This topic describes how to investigate why point-to-point messages
are not arriving at a destination on a service integration bus.
About this task
Use this topic if you have an application that is producing point-to-point
messages in a service integration system, and the messages are not arriving
at their destination.
Perform the following preliminary checks before starting
the investigation:
- Check that the producing application is producing messages correctly:
- Check that there are no failures in the application.
- Check that the name of the destination is correct.
- Check that the transaction used to produce the message was committed without
any exceptions.
- Check that the application is allowing sufficient time for messages to
be delivered; messages are transmitted asynchronously between messaging engines,
so if the messages are being routed through a remote message point there may
be a slight delay before they are delivered. The length of the delay is dependent
upon factors such as system capacity and loading.
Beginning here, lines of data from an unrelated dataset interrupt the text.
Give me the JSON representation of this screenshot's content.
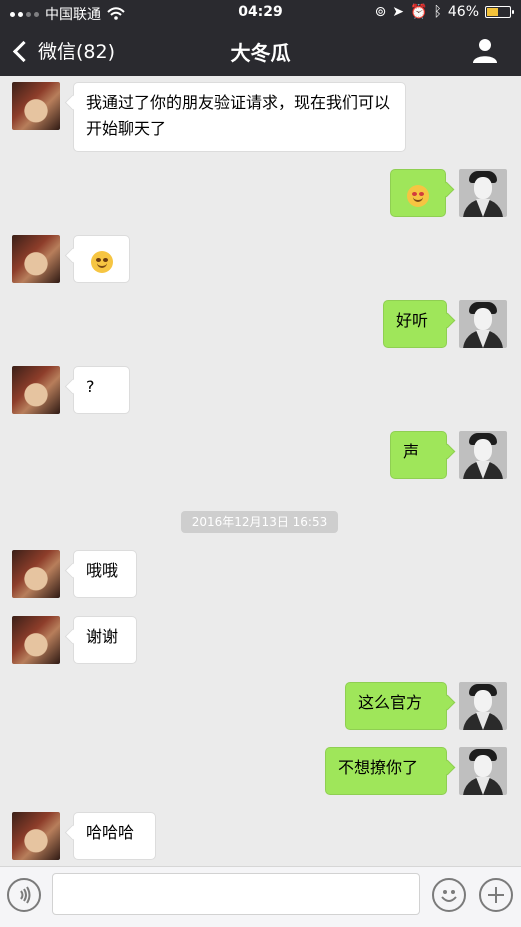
{
  "status_bar": {
    "carrier": "中国联通",
    "time": "04:29",
    "battery_percent": "46%"
  },
  "nav": {
    "back_label": "微信(82)",
    "title": "大冬瓜"
  },
  "messages": [
    {
      "side": "left",
      "text": "我通过了你的朋友验证请求，现在我们可以开始聊天了"
    },
    {
      "side": "right",
      "text": "",
      "emoji": "smile-heart-eyes-emoji"
    },
    {
      "side": "left",
      "text": "",
      "emoji": "grimace-emoji"
    },
    {
      "side": "right",
      "text": "好听"
    },
    {
      "side": "left",
      "text": "?"
    },
    {
      "side": "right",
      "text": "声"
    },
    {
      "side": "left",
      "text": "哦哦"
    },
    {
      "side": "left",
      "text": "谢谢"
    },
    {
      "side": "right",
      "text": "这么官方"
    },
    {
      "side": "right",
      "text": "不想撩你了"
    },
    {
      "side": "left",
      "text": "哈哈哈"
    }
  ],
  "timestamp": "2016年12月13日 16:53",
  "colors": {
    "topbar": "#2a2a2f",
    "chat_background": "#ebebeb",
    "self_bubble": "#9fe65a",
    "other_bubble": "#ffffff"
  }
}
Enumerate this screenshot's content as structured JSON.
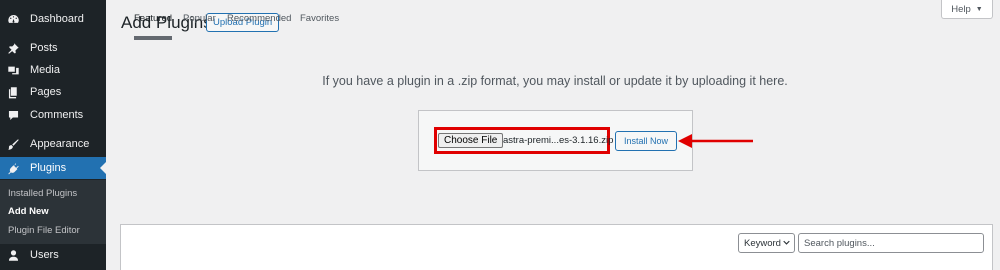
{
  "sidebar": {
    "items": [
      {
        "label": "Dashboard",
        "icon": "dashboard-icon"
      },
      {
        "label": "Posts",
        "icon": "pin-icon"
      },
      {
        "label": "Media",
        "icon": "media-icon"
      },
      {
        "label": "Pages",
        "icon": "pages-icon"
      },
      {
        "label": "Comments",
        "icon": "comment-icon"
      },
      {
        "label": "Appearance",
        "icon": "paintbrush-icon"
      },
      {
        "label": "Plugins",
        "icon": "plugin-icon",
        "active": true
      },
      {
        "label": "Users",
        "icon": "user-icon"
      }
    ],
    "submenu": [
      {
        "label": "Installed Plugins"
      },
      {
        "label": "Add New",
        "current": true
      },
      {
        "label": "Plugin File Editor"
      }
    ]
  },
  "header": {
    "title": "Add Plugins",
    "upload_label": "Upload Plugin",
    "help_label": "Help"
  },
  "upload": {
    "description": "If you have a plugin in a .zip format, you may install or update it by uploading it here.",
    "choose_file_label": "Choose File",
    "file_name": "astra-premi...es-3.1.16.zip",
    "install_label": "Install Now"
  },
  "filter": {
    "tabs": [
      "Featured",
      "Popular",
      "Recommended",
      "Favorites"
    ],
    "current_tab": "Featured",
    "search_type": "Keyword",
    "search_placeholder": "Search plugins..."
  },
  "colors": {
    "sidebar_bg": "#1d2327",
    "accent": "#2271b1",
    "highlight": "#e00000"
  }
}
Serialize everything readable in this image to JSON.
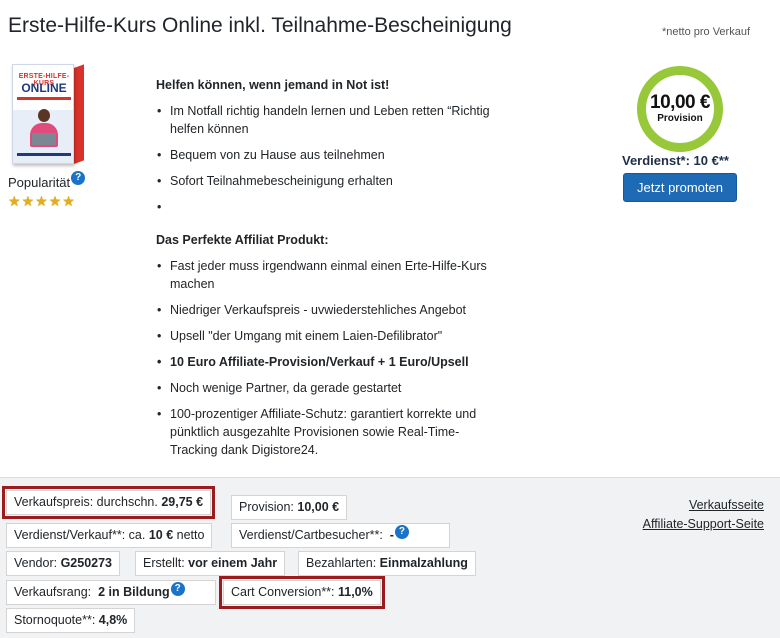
{
  "product": {
    "title": "Erste-Hilfe-Kurs Online inkl. Teilnahme-Bescheinigung",
    "netto_note": "*netto pro Verkauf",
    "box_line1": "ERSTE-HILFE-KURS",
    "box_line2": "ONLINE"
  },
  "popularity": {
    "label": "Popularität",
    "help": "?",
    "stars": [
      "★",
      "★",
      "★",
      "★",
      "★"
    ],
    "rating": 5
  },
  "description": {
    "heading1": "Helfen können, wenn jemand in Not ist!",
    "list1": [
      "Im Notfall richtig handeln lernen und Leben retten “Richtig helfen können",
      "Bequem von zu Hause aus teilnehmen",
      "Sofort Teilnahmebescheinigung erhalten",
      ""
    ],
    "heading2": "Das Perfekte Affiliat Produkt:",
    "list2": [
      "Fast jeder muss irgendwann einmal einen Erte-Hilfe-Kurs machen",
      "Niedriger Verkaufspreis - uvwiederstehliches Angebot",
      "Upsell \"der Umgang mit einem Laien-Defilibrator\"",
      "10 Euro Affiliate-Provision/Verkauf + 1 Euro/Upsell",
      "Noch wenige Partner, da gerade gestartet",
      "100-prozentiger Affiliate-Schutz: garantiert korrekte und pünktlich ausgezahlte Provisionen sowie Real-Time-Tracking dank Digistore24."
    ]
  },
  "commission": {
    "amount": "10,00 €",
    "label": "Provision",
    "earn": "Verdienst*: 10 €**",
    "button": "Jetzt promoten",
    "ring_color": "#96c83a",
    "button_color": "#1f6ab5"
  },
  "stats": {
    "price_label": "Verkaufspreis: durchschn.",
    "price_value": "29,75 €",
    "provision_label": "Provision:",
    "provision_value": "10,00 €",
    "earn_sale_label": "Verdienst/Verkauf**: ca.",
    "earn_sale_value": "10 €",
    "earn_sale_suffix": "netto",
    "earn_cart_label": "Verdienst/Cartbesucher**:",
    "earn_cart_value": "-",
    "vendor_label": "Vendor:",
    "vendor_value": "G250273",
    "created_label": "Erstellt:",
    "created_value": "vor einem Jahr",
    "payment_label": "Bezahlarten:",
    "payment_value": "Einmalzahlung",
    "rank_label": "Verkaufsrang:",
    "rank_value": "2 in Bildung",
    "conversion_label": "Cart Conversion**:",
    "conversion_value": "11,0%",
    "storno_label": "Stornoquote**:",
    "storno_value": "4,8%",
    "help": "?",
    "highlight_color": "#9c1b1f"
  },
  "links": {
    "sales_page": "Verkaufsseite",
    "support_page": "Affiliate-Support-Seite"
  }
}
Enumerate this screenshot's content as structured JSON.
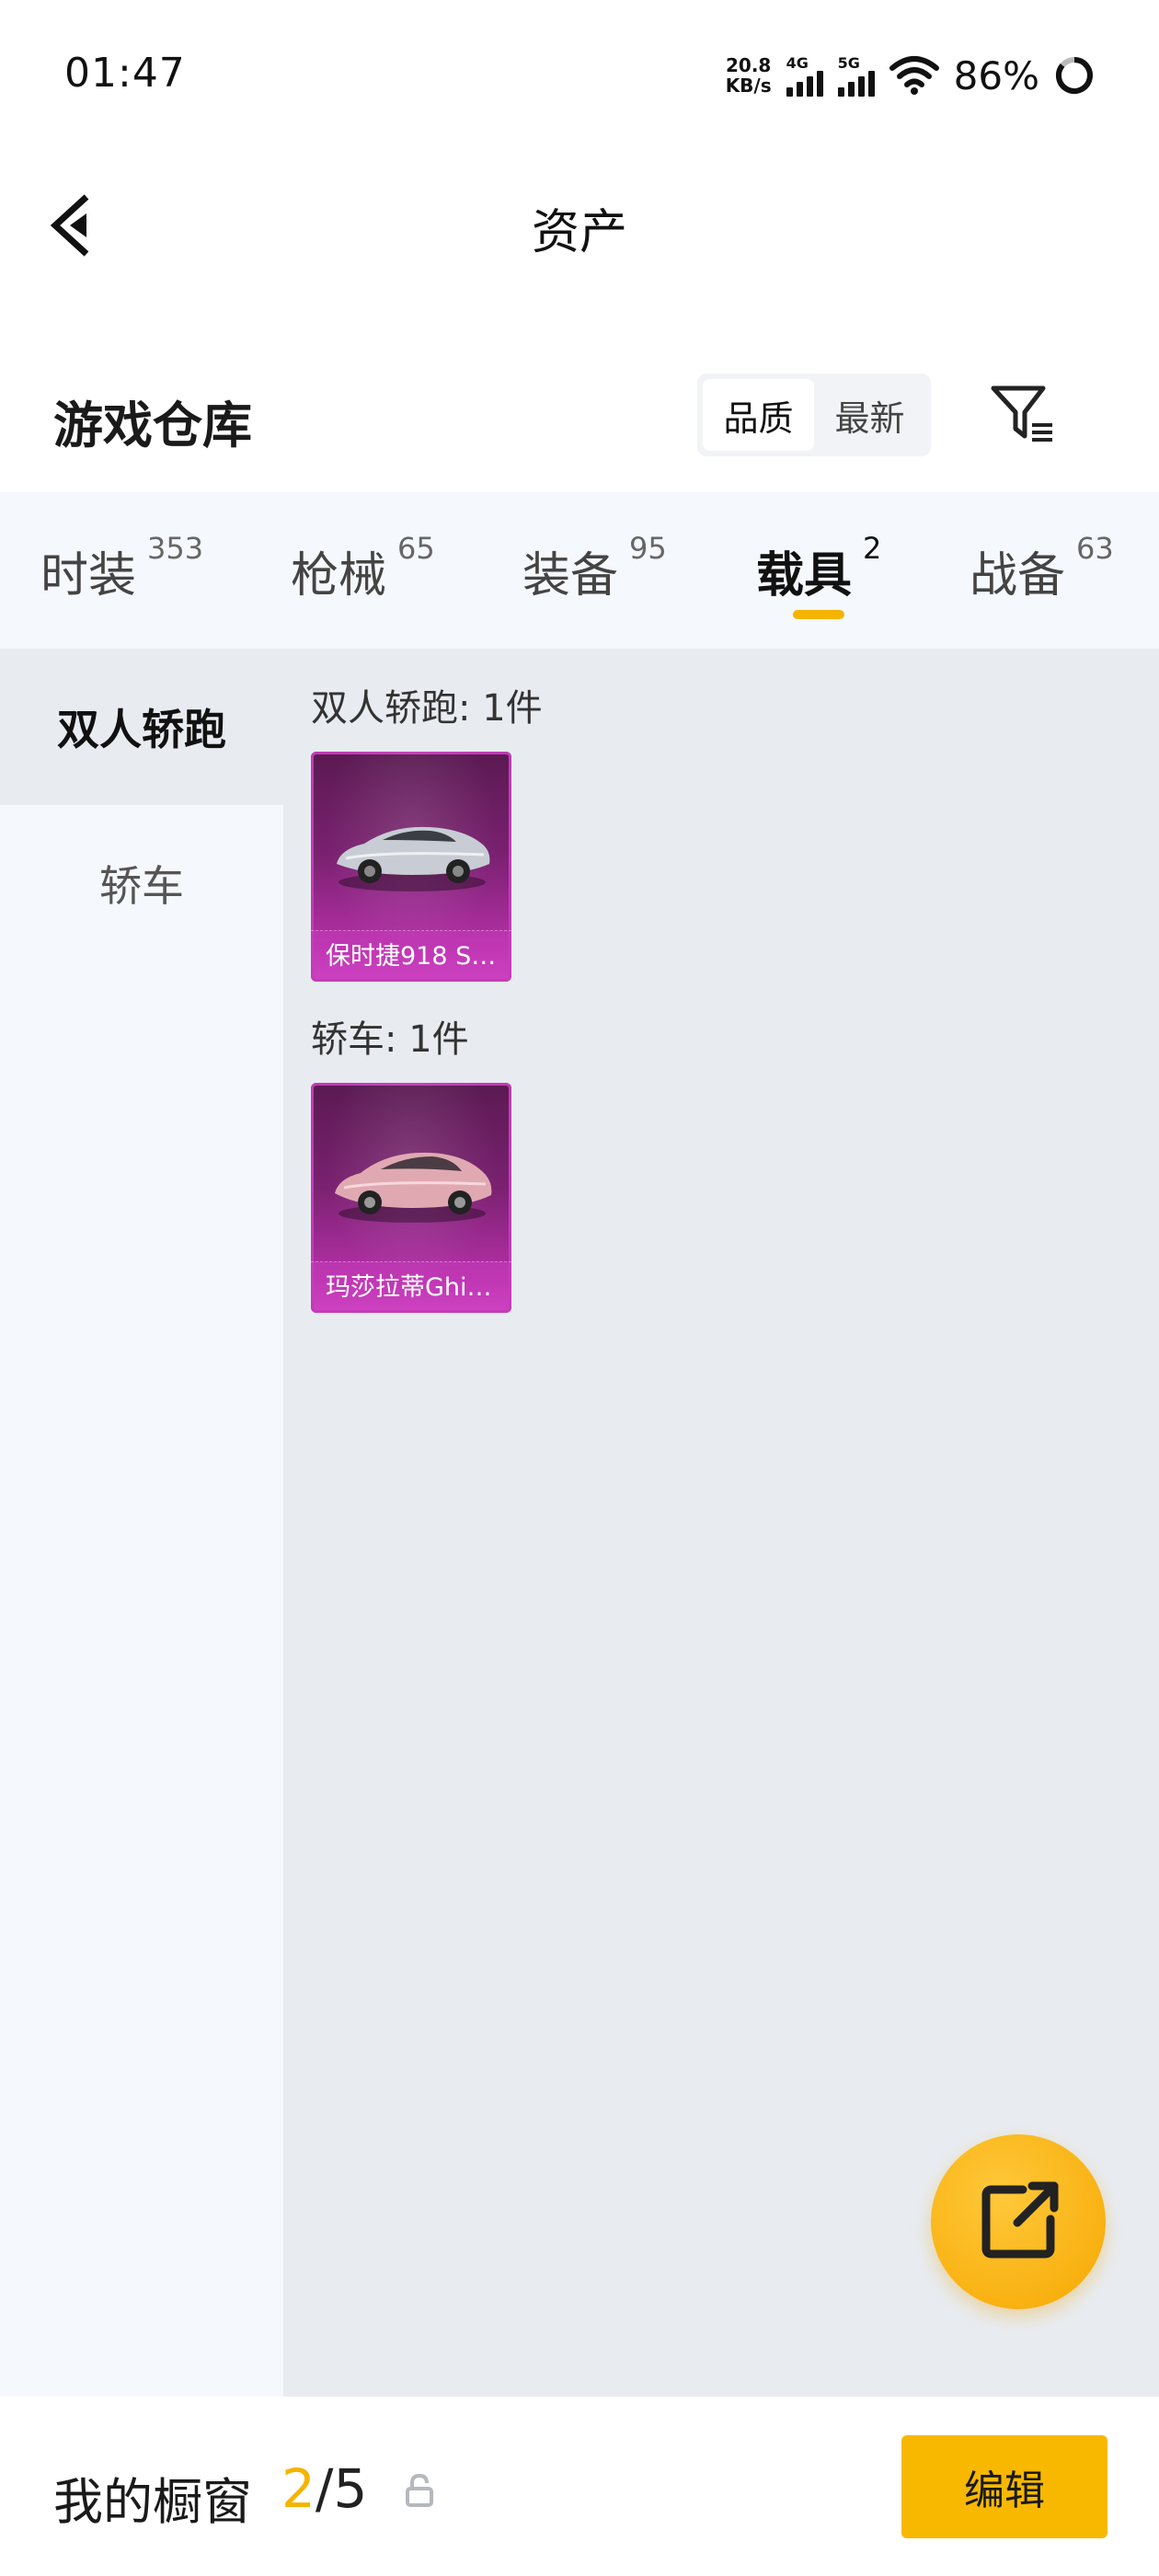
{
  "status_bar": {
    "time": "01:47",
    "net_speed_value": "20.8",
    "net_speed_unit": "KB/s",
    "signal_4g_label": "4G",
    "signal_5g_label": "5G",
    "battery_percent": "86%"
  },
  "header": {
    "title": "资产"
  },
  "warehouse": {
    "title": "游戏仓库",
    "sort_options": [
      "品质",
      "最新"
    ],
    "selected_sort": "品质"
  },
  "category_tabs": [
    {
      "name": "时装",
      "count": "353"
    },
    {
      "name": "枪械",
      "count": "65"
    },
    {
      "name": "装备",
      "count": "95"
    },
    {
      "name": "载具",
      "count": "2"
    },
    {
      "name": "战备",
      "count": "63"
    }
  ],
  "active_category": "载具",
  "sidebar": {
    "items": [
      "双人轿跑",
      "轿车"
    ],
    "active": "双人轿跑"
  },
  "groups": [
    {
      "title": "双人轿跑: 1件",
      "items": [
        {
          "name": "保时捷918 S…",
          "car_color": "#c8ccd4"
        }
      ]
    },
    {
      "title": "轿车: 1件",
      "items": [
        {
          "name": "玛莎拉蒂Ghi…",
          "car_color": "#e0a9b2"
        }
      ]
    }
  ],
  "bottom_bar": {
    "title": "我的橱窗",
    "current": "2",
    "separator": "/",
    "total": "5",
    "edit_label": "编辑"
  },
  "colors": {
    "accent": "#f4b400",
    "card_purple": "#b530a8"
  }
}
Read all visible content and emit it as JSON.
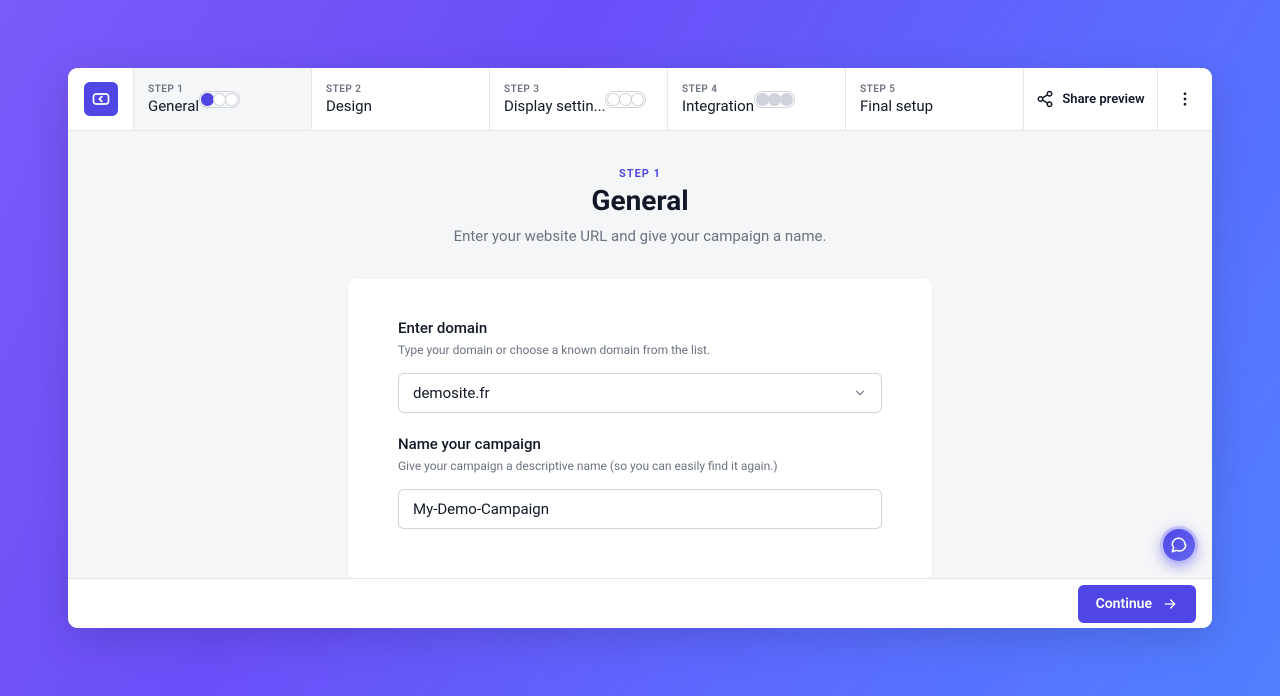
{
  "header": {
    "share": "Share preview",
    "steps": [
      {
        "label": "STEP 1",
        "name": "General",
        "dots": [
          "filled",
          "empty",
          "empty"
        ]
      },
      {
        "label": "STEP 2",
        "name": "Design"
      },
      {
        "label": "STEP 3",
        "name": "Display settin...",
        "dots": [
          "empty",
          "empty",
          "empty"
        ]
      },
      {
        "label": "STEP 4",
        "name": "Integration",
        "dots": [
          "gray",
          "gray",
          "gray"
        ]
      },
      {
        "label": "STEP 5",
        "name": "Final setup"
      }
    ]
  },
  "page": {
    "step": "STEP 1",
    "title": "General",
    "subtitle": "Enter your website URL and give your campaign a name."
  },
  "form": {
    "domain": {
      "label": "Enter domain",
      "help": "Type your domain or choose a known domain from the list.",
      "value": "demosite.fr"
    },
    "name": {
      "label": "Name your campaign",
      "help": "Give your campaign a descriptive name (so you can easily find it again.)",
      "value": "My-Demo-Campaign"
    }
  },
  "footer": {
    "continue": "Continue"
  }
}
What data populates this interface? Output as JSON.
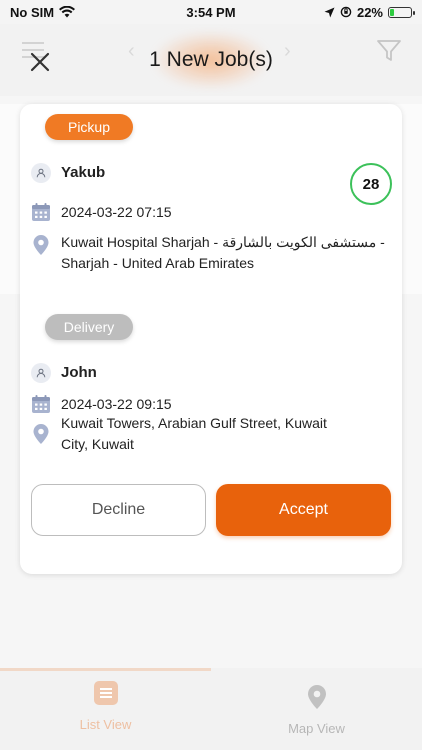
{
  "status_bar": {
    "carrier": "No SIM",
    "time": "3:54 PM",
    "battery": "22%",
    "battery_level": 0.22
  },
  "header": {
    "title": "1 New Job(s)"
  },
  "job": {
    "count": "28",
    "pickup": {
      "label": "Pickup",
      "name": "Yakub",
      "datetime": "2024-03-22 07:15",
      "address": "Kuwait Hospital Sharjah - مستشفى الكويت بالشارقة - Sharjah - United Arab Emirates"
    },
    "delivery": {
      "label": "Delivery",
      "name": "John",
      "datetime": "2024-03-22 09:15",
      "address": "Kuwait Towers, Arabian Gulf Street, Kuwait City, Kuwait"
    },
    "decline_label": "Decline",
    "accept_label": "Accept"
  },
  "bottom_nav": {
    "list_view": "List View",
    "map_view": "Map View"
  },
  "colors": {
    "accent": "#e8620c",
    "pickup_badge": "#f07a24",
    "delivery_badge": "#bdbdbd",
    "count_ring": "#3cc15a"
  }
}
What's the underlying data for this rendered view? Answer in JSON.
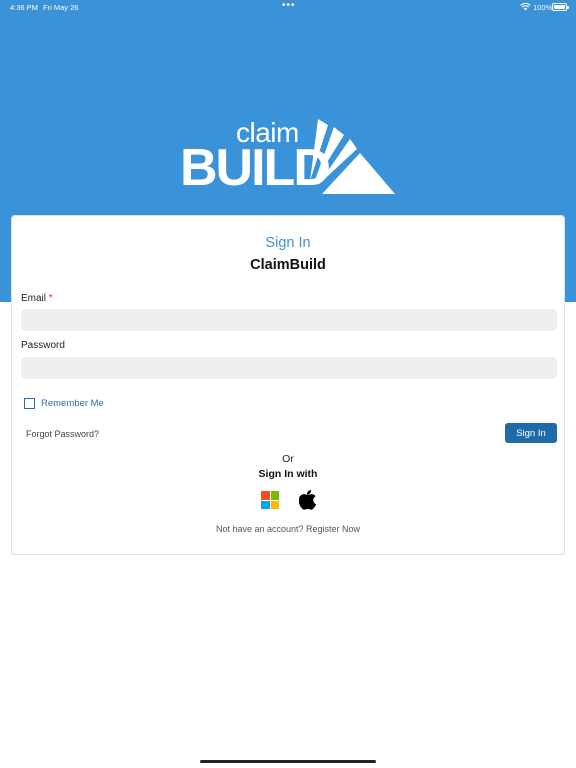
{
  "status_bar": {
    "time": "4:36 PM",
    "date": "Fri May 26",
    "dots": "•••",
    "battery": "100%"
  },
  "brand": {
    "claim": "claim",
    "build": "BUILD",
    "primary_color": "#3a93d8"
  },
  "card": {
    "heading": "Sign In",
    "subheading": "ClaimBuild"
  },
  "form": {
    "email_label": "Email",
    "required_marker": "*",
    "email_value": "",
    "password_label": "Password",
    "password_value": "",
    "remember_me_label": "Remember Me",
    "remember_me_checked": false,
    "forgot_password": "Forgot Password?",
    "signin_button": "Sign In",
    "button_color": "#1f6aa8"
  },
  "social": {
    "or": "Or",
    "signin_with": "Sign In with",
    "providers": [
      {
        "icon": "microsoft-icon"
      },
      {
        "icon": "apple-icon"
      }
    ]
  },
  "footer": {
    "register": "Not have an account? Register Now"
  }
}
- Check the producing application to see if it is giving the messages a
short expiry time. If this is the case, the messages may be expiring before
they arrive, or before they can be processed by the receiving messaging engine.
- Examine the relevant exception destination to see if the messages appear
there. If they do, use the information contained within the messages to understand
why they have arrived at the exception destination, and write an application
(or mediation) to process the messages.
- Check the reliability of the messages. If the reliability is set to best
effort, the messages can be discarded by the system during normal operation.
See Understanding why best effort messages are being discarded for
a list of possible causes.
- Check the priority of the messages. If the priority is low, higher priority
work may be delaying the messages.
- Check the system environment, for example, a busy CPU might cause delayed
messages.
- Examine the error logs for exceptions.